The Vanity of Telling the Truth
Telling your story isn’t vanity. It’s courage
People will call you vain the moment you start telling your story out loud.
It doesn’t matter how honest, humble, or raw you are —
once you speak with confidence, someone will assume you’re showing off.
But here’s the thing —
we only call people vain when they make us uncomfortable.
And nothing makes people squirm more
than someone who actually knows who they are.
Intent is the difference.
What are you trying to do by putting yourself out there?
Are you chasing fame, wealth, validation?
Look — some of that can be there too.
What’s wrong with a little personal gain
if people find what you do worth it?
I write on Substack because it gives me a place to think out loud —
to discuss, to learn, to connect.
If someone wants to throw me a few bucks so I can keep going,
what’s wrong with that?
The truth is, if you go on social media to exploit yourself, that’s vanity.
But if you put yourself out there because you believe you might have something to offer —
because you think someone might relate, or grow, or just feel less alone —
that’s not vanity.
That’s community.
People confuse confidence with arrogance all the time.
Why? Because they’re not used to seeing someone
who doesn’t flinch when they speak.
They mistake certainty for ego —
when really, it’s just clarity.
It’s not that you think you’re better than anyone else.
It’s that you finally stopped thinking you’re worse.
And that scares people.
Because once you stop apologizing for existing,
you stop being easy to control.
So they call you vain.
Arrogant.
Self-centered.
Anything to make you shrink back into silence.
But that’s not your job anymore.
Your job is to keep showing up,
keep sharing,
keep learning out loud.
Because when one person has the courage to speak honestly,
it gives everyone else permission to do the same.

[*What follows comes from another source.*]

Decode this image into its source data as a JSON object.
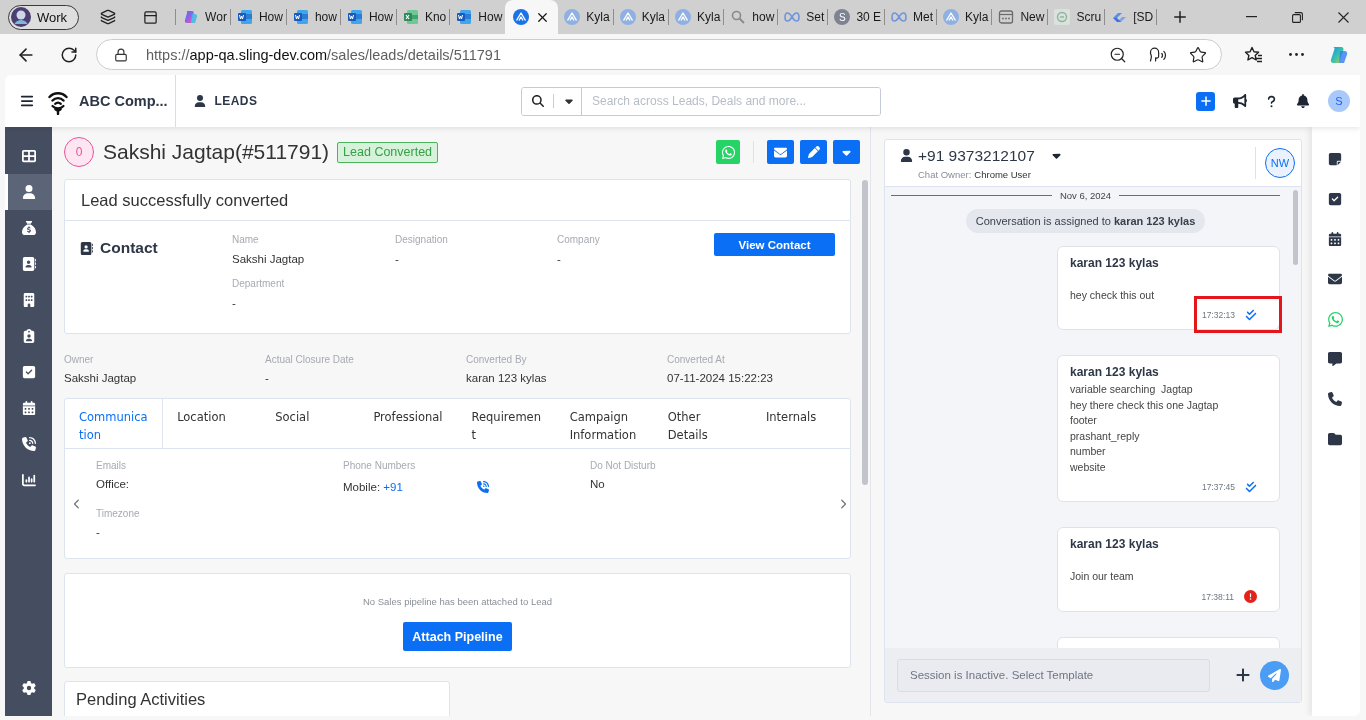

So no — telling your story isn’t vanity.
It’s courage.
The difference is simple:
Vanity says, “Look at me.”
Honesty says, “Here’s what I see.”
And if you do it right —
if you tell your truth without ego,
without pretending to have all the answers —
what you’re really saying is, “Come see with me.”
That’s not self-promotion.
That’s self-expression.
That’s growth.
That’s connection.
And if people can’t tell the difference,
that’s on them — not you.
So go ahead.
Tell your story.
Speak your truth.
Share your lessons.
Because the world doesn’t need fewer voices.
It needs better intentions.
And since I’m feeling gracious, I’ll keep it clean.